Figlie della Sapienza

Ascoltate, venite a me: vi voglio rendere felici!

Ricchi di misericordia… ricchi di grazie! Grati perchè amati

convegno gennaio 2016

Questo il tema del Convegno Nazionale dell’Ufficio Nazionale per la Pastorale delle Vocazioni, a Roma alla “DOMUS PACIS”dal 3-5 gennaio 2016, a cui abbiamo partecipato:
sr. Maria, sr. Antonella, sr. Angela e sr. Marija.

Grazie perchè…?
Con il nome: “Questi siamo noi”, si sono presentati i relatori del primo giorno del nostro convegno. Essi sono un gruppo di giovani di un liceo scientifico di Roma che per un anno, aiutati dalla loro professoressa, si sono preparati a raccontare alcuni momenti importanti che hanno segnato la loro vita e, che hanno imparato a leggere oggi come storie in cui hanno accoltole loro ferite e difficoltà come una porta che apre alla vita “ricca di grazie”.
Che cosa cercate da noi?
Questa è una delle domande rivolte a loro a cui hanno risposto: ascolto, accompagnamento, fiducia, dire la verità, avere il coraggio di mettersi alla pari.

Non lontano dai desideri profondi dei giovani, è stata la relazione della professoressa Chiara Scardicchio. Lei dice che, ogni persona da quando nasce ha il bisogno di essere guardata, di essere vista. Dunque, il sentirsi grati scaturisce da quell’essere guardati.
Se questo bisogno non è stato soddisfatto nell’infanzia, si continua la ricerca di questo sguardo in vari modi. Per esempio: posso pensare di dovermi meritare di essere guardata e fare di tutto per raggiungere questo merito, oppure al contrario ribellarmi per fare di tutto per non meritare l’essere guardata. La verità è che nessuno di noi può evitare che accadano i momenti difficili nella nostra vita. Proprio ciò che ci ferisce ci può spingere a cambiare lo sguardo e vedere la realtà come è. Questo chiede di non fermarsi ad un solo tratto della nostra vita. Lo sguardo più ampio significa di riconoscerci vulnerabili e feriti. Là c’è lo spazio per scoprire la poesia, la musica e l’arte nella nostra storia e ci invita ad aprirci a una nuova creazione.

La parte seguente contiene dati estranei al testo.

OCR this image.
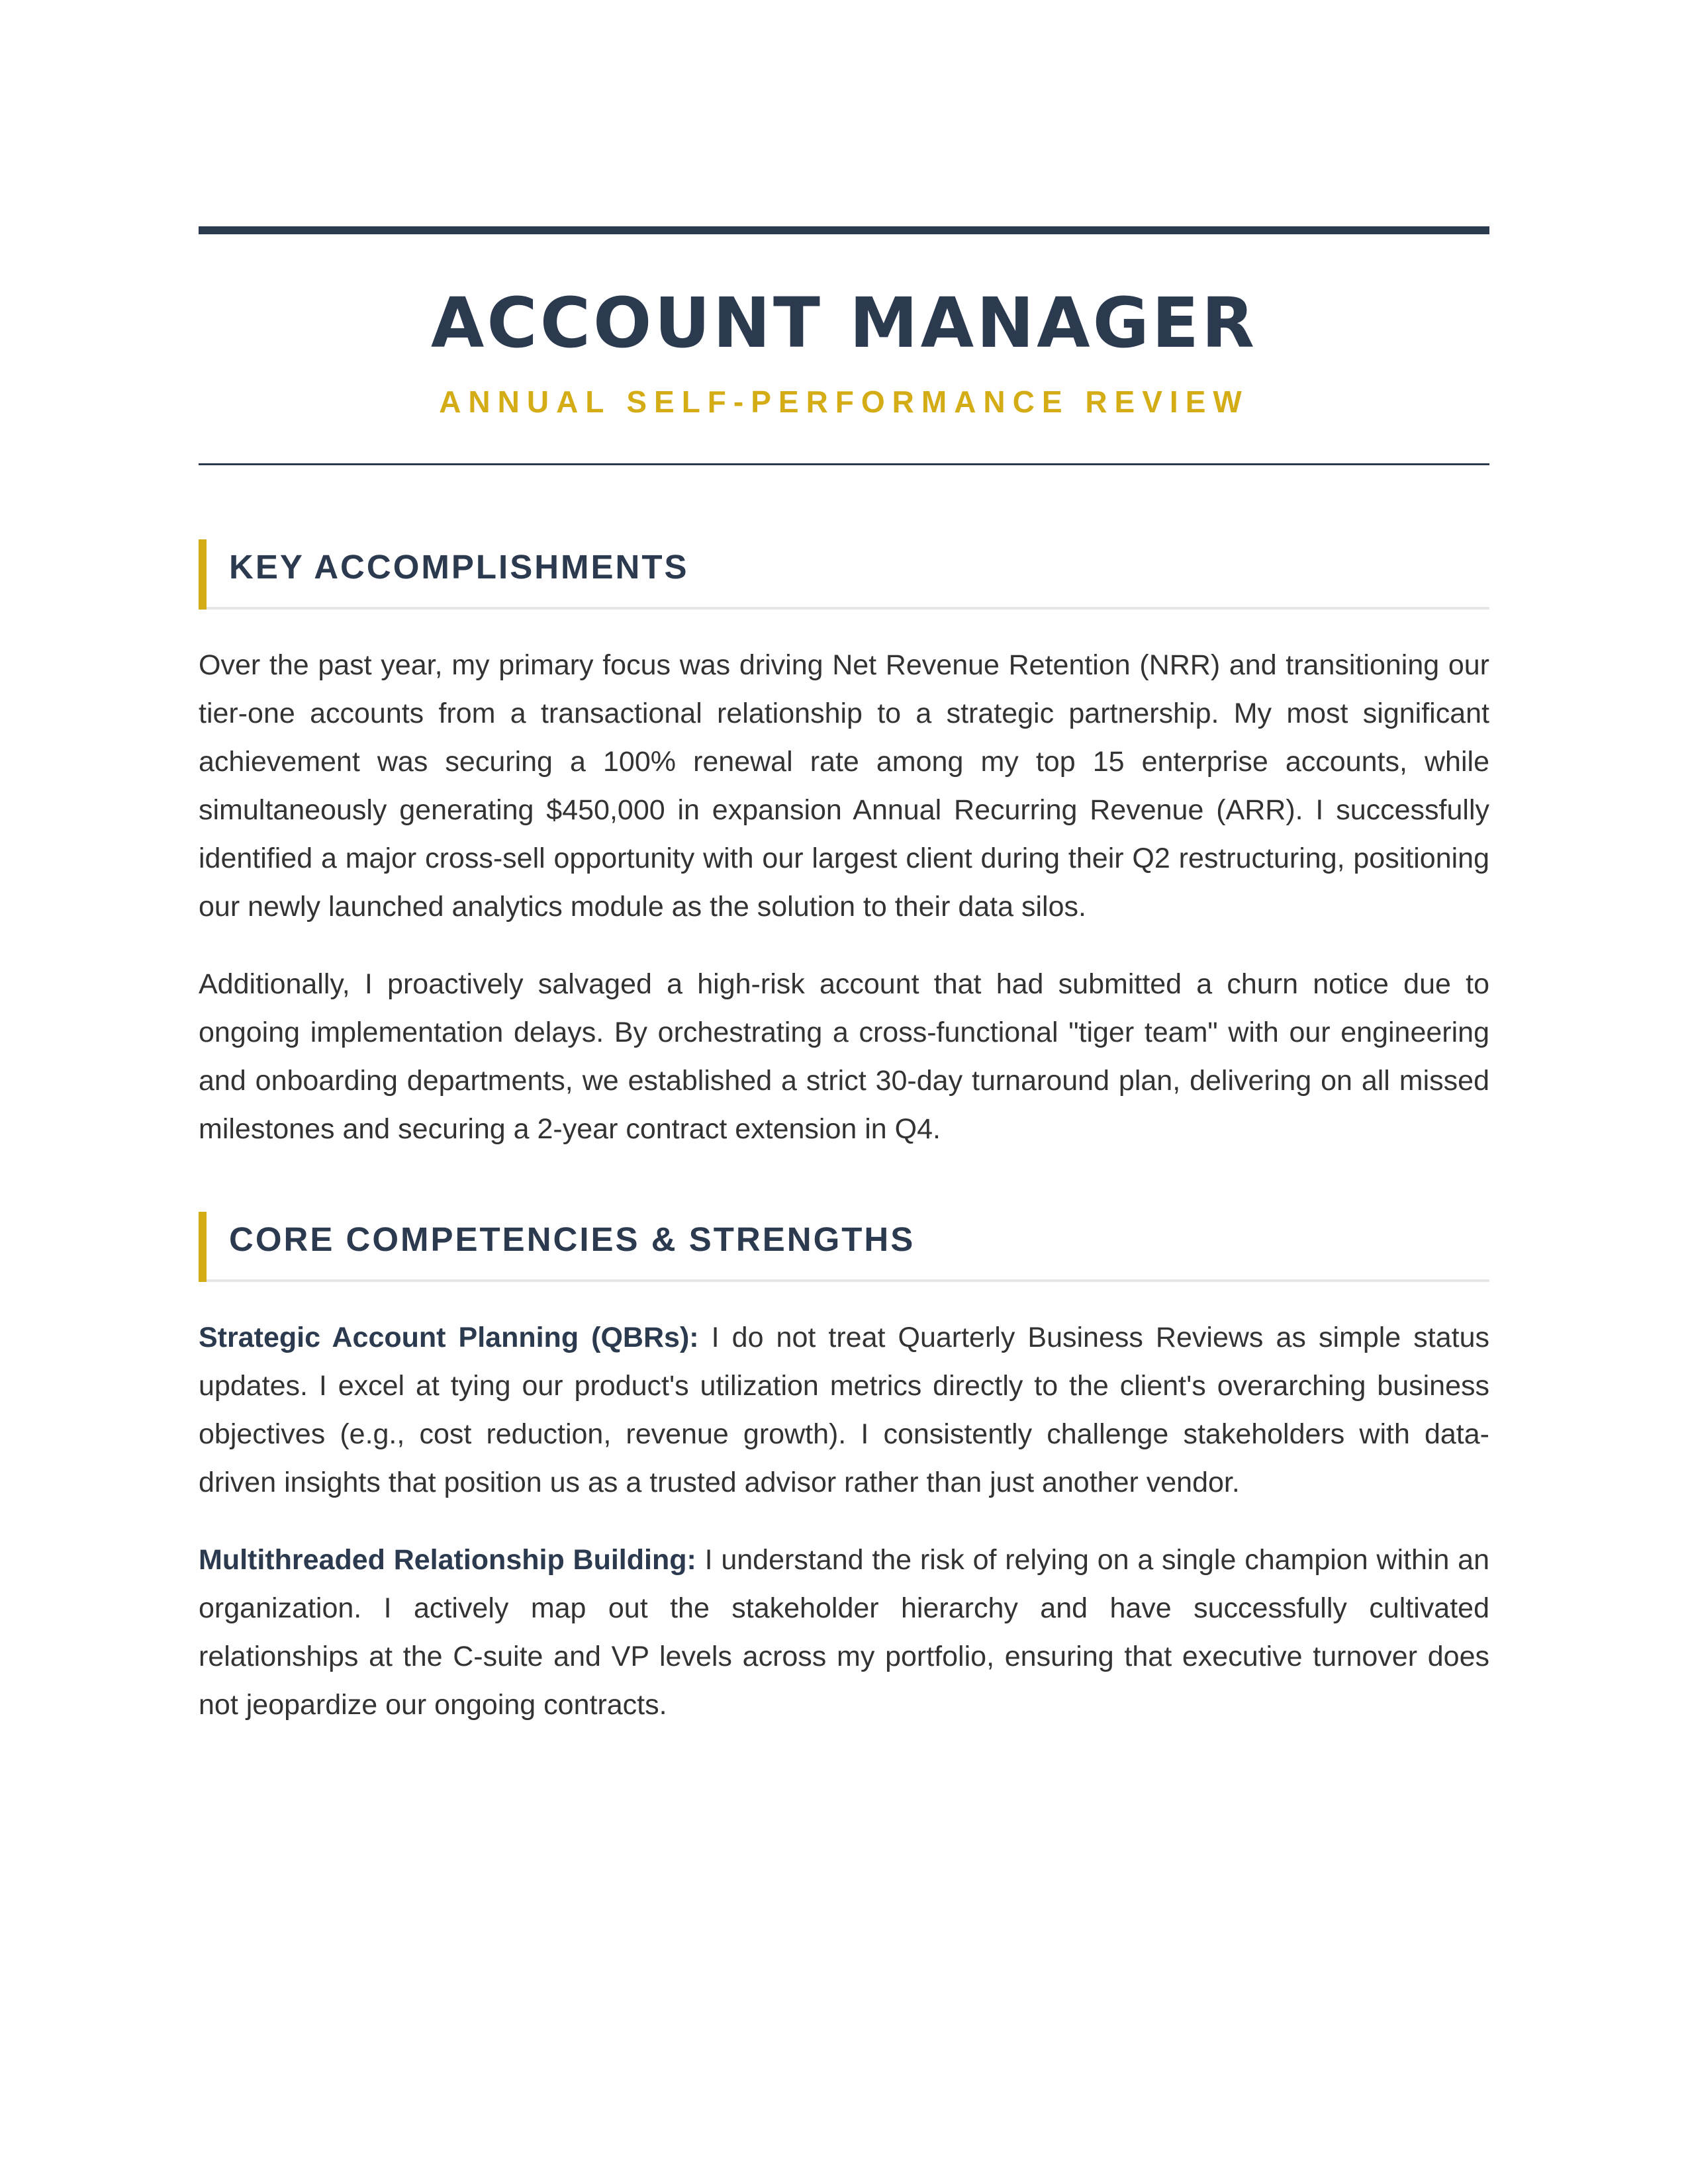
ACCOUNT MANAGER
ANNUAL SELF-PERFORMANCE REVIEW
KEY ACCOMPLISHMENTS

Over the past year, my primary focus was driving Net Revenue Retention (NRR) and transitioning our tier-one accounts from a transactional relationship to a strategic partnership. My most significant achievement was securing a 100% renewal rate among my top 15 enterprise accounts, while simultaneously generating $450,000 in expansion Annual Recurring Revenue (ARR). I successfully identified a major cross-sell opportunity with our largest client during their Q2 restructuring, positioning our newly launched analytics module as the solution to their data silos.

Additionally, I proactively salvaged a high-risk account that had submitted a churn notice due to ongoing implementation delays. By orchestrating a cross-functional "tiger team" with our engineering and onboarding departments, we established a strict 30-day turnaround plan, delivering on all missed milestones and securing a 2-year contract extension in Q4.

CORE COMPETENCIES & STRENGTHS

Strategic Account Planning (QBRs): I do not treat Quarterly Business Reviews as simple status updates. I excel at tying our product's utilization metrics directly to the client's overarching business objectives (e.g., cost reduction, revenue growth). I consistently challenge stakeholders with data-driven insights that position us as a trusted advisor rather than just another vendor.

Multithreaded Relationship Building: I understand the risk of relying on a single champion within an organization. I actively map out the stakeholder hierarchy and have successfully cultivated relationships at the C-suite and VP levels across my portfolio, ensuring that executive turnover does not jeopardize our ongoing contracts.
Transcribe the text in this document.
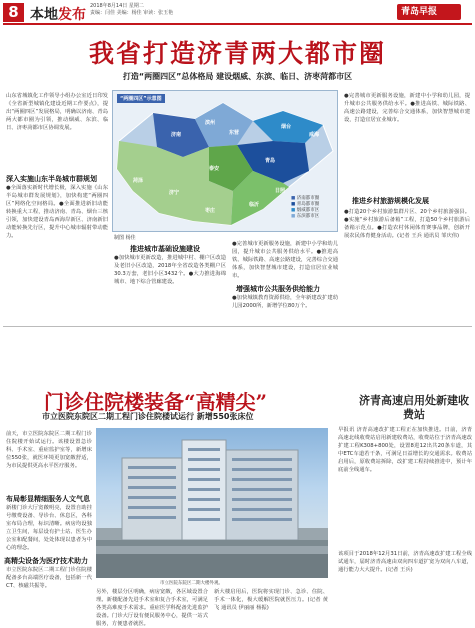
8 本地发布
2018年8月14日 星期二
责编：闫佳 美编：杨佳 审读：张玉艳	青岛早报
我省打造济青两大都市圈
打造“两圈四区”总体格局 建设烟威、东滨、临日、济枣菏都市区
山东省城镇化工作领导小组办公室近日印发《全省新型城镇化建设近期工作要点》，提出“两圈四区”发展格局，明确以济南、青岛两大都市圈为引领，推动烟威、东滨、临日、济枣菏都市区协调发展。
深入实施山东半岛城市群规划
●全面落实新时代增长极，深入实施《山东半岛城市群发展规划》，加快构建“两圈四区”网络化空间格局。●全面推进新旧动能转换重大工程，推动济南、青岛、烟台三核引领，加快建设青岛西海岸新区、济南新旧动能转换先行区，提升中心城市辐射带动能力。
“两圈四区”示意图
济南
青岛
烟台
威海
滨州
东营
日照
临沂
济宁
枣庄
菏泽
泰安
■ 济南都市圈
■ 青岛都市圈
■ 烟威都市区
■ 东滨都市区
制图 杨佳
推进城市基础设施建设
●加快城市更新改造，推进城中村、棚户区改造及老旧小区改造，2018年全省改造各类棚户区30.3万套，老旧小区3432个。●大力推进海绵城市、地下综合管廊建设。
●完善城市更新服务设施，新建中小学和幼儿园，提升城市公共服务供给水平。●推进高铁、城际铁路、高速公路建设，完善综合交通体系，加快智慧城市建设，打造宜居宜业城市。
增强城市公共服务供给能力
●加快城镇教育资源供给，全年新建改扩建幼儿园2000所，新增学位80万个。
●完善城市更新服务设施，新建中小学和幼儿园，提升城市公共服务供给水平。●推进高铁、城际铁路、高速公路建设，完善综合交通体系，加快智慧城市建设，打造宜居宜业城市。
推进乡村旅游规模化发展
●打造20个乡村旅游集群片区、20个乡村旅游强县。●实施“乡村旅游后备箱”工程，打造50个乡村旅游后备箱示范点。●打造农村休闲体育赛事品牌，创新开展农民体育健身活动。(记者 王兵 通讯员 邹庆伟)
门诊住院楼装备“高精尖”
市立医院东院区二期工程门诊住院楼试运行 新增550张床位
前天，市立医院东院区二期工程门诊住院楼开始试运行。该楼设置急诊科、手术室、重症监护室等，新增床位550张，就医环境更加宽敞舒适，为市民提供更高水平医疗服务。
布局彰显精细服务人文气息
新楼门诊大厅宽敞明亮，设置自助挂号缴费设备、导诊台、休息区，各科室布局合理，标识清晰。病房均设独立卫生间，每层设有护士站、医生办公室和配餐间，处处体现以患者为中心的理念。
高精尖设备为医疗技术助力
市立医院东院区二期工程门诊住院楼配备多台高端医疗设备，包括新一代CT、核磁共振等。	市立医院东院区二期大楼外观。
另外，楼层分区明确，病房宽敞，各区域设置合理。新楼配备先进手术室和复合手术室，可满足各类高难度手术需求。重症医学科配备先进监护设备。门诊大厅设有便民服务中心，提供一站式服务，方便患者就医。
新大楼启用后，医院将实现门诊、急诊、住院、手术一体化，极大缓解医院就医压力。(记者 黄飞 通讯员 伊丽丽 杨振)
济青高速启用处新建收费站
早报讯 济青高速改扩建工程正在加快推进。日前，济青高速北线收费站启用新建收费站，收费站位于济青高速改扩建工程K308+800处，设置8进12出共20条车道，其中ETC车道若干条，可满足日益增长的交通需求。收费站启用后，原收费站拆除，改扩建工程持续推进中，预计年底前全线通车。
该项目于2018年12月31日前，济青高速改扩建工程全线试通车，届时济青高速由双向四车道扩宽为双向八车道，通行能力大大提升。(记者 王兵)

La successiva relazione del gesuita padre Giancarlo Pani, partendo da Luca 6,38 ha offerto una riflessione sul tema della “Misericordia traboccante”: ‹‹date e vi sarà dato; una buona misura, pigiata, scossa e traboccante vi sarà versata nel grembo, perché con la misura con cui misurate, sarà misurato a voi in cambio››, insieme con una lettura vocazionale della Bolla giubilare “Misericordiae Vultus”.

Ultimo a chiudere il Convegno è stato padre Ermes Ronchi insieme a Marina Marcolini. Relazione a due voci: di un prete e una laica. Perchè?
Per dare più forza al Vangelo.Siamo stati creati per ricevere l’amore di Dio. Lasciarsi amare da Dio porta la vera felicità e così Dio ama in noi. La Santità è lasciare che Dio stesso t’invada e il tuo cuore si riempie dell’eco bellissimo: “la mia anima canta e il mio spirito esulta in Dio mio Salvatore!
”Quanta vita porta lasciarsi amare! Sentirsi amati almeno una volta nella nostra vita è quello che salva la vita”.

Vocazione è una gioia perché il Signore ci ha chiamati “per avere la vita in pienezza” (Gv 10,10). Felicità è fecondità. La nostra vocazione è fiorire e portare frutti come anche il debito di essere amati si restituisce amando.